Rhoda shook her head, and said stubbornly, “It was silly to want to bury the medal pinned on Claude’s coat. Claude was dead, wasn’t he? Claude wouldn’t know whether he had the medal pinned on him or not.”

The child felt her mother’s sudden, and, to her, inexplicable, disapproval; and then, as though to win back the ground she had lost, she kissed her mother’s cheek with little hungry kisses. “Oh, I’ve got the
sweetest
mother!” she said. “I tell everybody I know I’ve got the sweetest mother in the world!”

But Christine pulled away from her daughter, and sat alone by the window, looking out at the tree-lined street; then Rhoda, feeling her tested approach, which had always worked so well in the past when she wanted her way, had mysteriously failed her this time, tilted her head sidewise and said, “If Claude’s mother wants a little boy that bad, why doesn’t she take one out of the Orphans’ Home?”

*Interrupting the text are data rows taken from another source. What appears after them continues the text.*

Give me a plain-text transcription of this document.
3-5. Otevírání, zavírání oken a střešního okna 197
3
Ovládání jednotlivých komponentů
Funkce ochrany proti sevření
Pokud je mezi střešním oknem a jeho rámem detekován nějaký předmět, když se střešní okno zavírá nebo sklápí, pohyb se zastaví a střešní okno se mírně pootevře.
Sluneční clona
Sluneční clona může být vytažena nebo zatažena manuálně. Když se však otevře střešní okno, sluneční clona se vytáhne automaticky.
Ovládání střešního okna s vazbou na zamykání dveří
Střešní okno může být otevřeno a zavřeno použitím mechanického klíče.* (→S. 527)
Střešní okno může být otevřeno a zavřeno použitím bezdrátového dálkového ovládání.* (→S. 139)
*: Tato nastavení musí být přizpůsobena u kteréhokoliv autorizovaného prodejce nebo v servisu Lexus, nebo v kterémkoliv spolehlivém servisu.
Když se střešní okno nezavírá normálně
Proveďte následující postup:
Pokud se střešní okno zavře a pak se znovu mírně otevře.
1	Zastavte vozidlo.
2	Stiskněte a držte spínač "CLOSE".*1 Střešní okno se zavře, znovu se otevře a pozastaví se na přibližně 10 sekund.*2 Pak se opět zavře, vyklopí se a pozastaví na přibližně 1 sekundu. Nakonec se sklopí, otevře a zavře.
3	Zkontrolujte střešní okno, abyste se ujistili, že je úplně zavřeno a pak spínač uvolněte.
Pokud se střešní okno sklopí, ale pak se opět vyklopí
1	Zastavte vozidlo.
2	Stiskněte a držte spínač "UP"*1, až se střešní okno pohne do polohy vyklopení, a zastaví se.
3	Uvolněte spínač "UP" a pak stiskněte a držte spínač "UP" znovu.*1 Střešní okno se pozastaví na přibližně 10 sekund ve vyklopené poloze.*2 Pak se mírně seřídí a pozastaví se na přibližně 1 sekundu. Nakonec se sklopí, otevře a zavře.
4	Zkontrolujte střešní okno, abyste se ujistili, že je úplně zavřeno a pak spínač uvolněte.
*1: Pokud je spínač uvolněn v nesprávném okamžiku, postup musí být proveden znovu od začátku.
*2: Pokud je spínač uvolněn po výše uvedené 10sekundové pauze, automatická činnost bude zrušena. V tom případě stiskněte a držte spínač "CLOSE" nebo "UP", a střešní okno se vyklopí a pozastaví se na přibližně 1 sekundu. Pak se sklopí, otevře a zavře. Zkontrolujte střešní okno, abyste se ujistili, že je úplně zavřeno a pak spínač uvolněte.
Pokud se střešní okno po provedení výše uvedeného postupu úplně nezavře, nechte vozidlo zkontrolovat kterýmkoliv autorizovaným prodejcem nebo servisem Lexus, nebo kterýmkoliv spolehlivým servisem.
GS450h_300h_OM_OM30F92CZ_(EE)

In a feeling of sudden revulsion, Christine pushed the child from her, a thing she’d never done before, and said, “Please go away! Don’t talk to me any more! We have nothing to say to each other.”

Rhoda shrugged and said patiently, “Well, okay. Okay, Mother.”

She sat at the piano and began working on the piece her teacher had given her the week before; she practiced with earnest concentration, her tongue sticking out between her teeth, and when she struck a wrong note, she sighed, shook her head in disapproval, and began the piece all over again.

Christine, not long afterward, went about preparing lunch. When she and her daughter had eaten, and she was putting away the last washed dish, she glanced out of the kitchen window and saw Leroy in the courtyard below. He smirked, showing his stained, irregular teeth, rolled his eyes in invitation, and turned away. He had been out the night before drinking beer with his wife, and he still had a slight hang-over. That trough-fed, pink Christine Penmark, he thought. That dizzy blonde! That one didn’t have enough sense to come in when it rained. That blonde was sure dumb. That dumb Christine let Rhoda put it over on her all the time.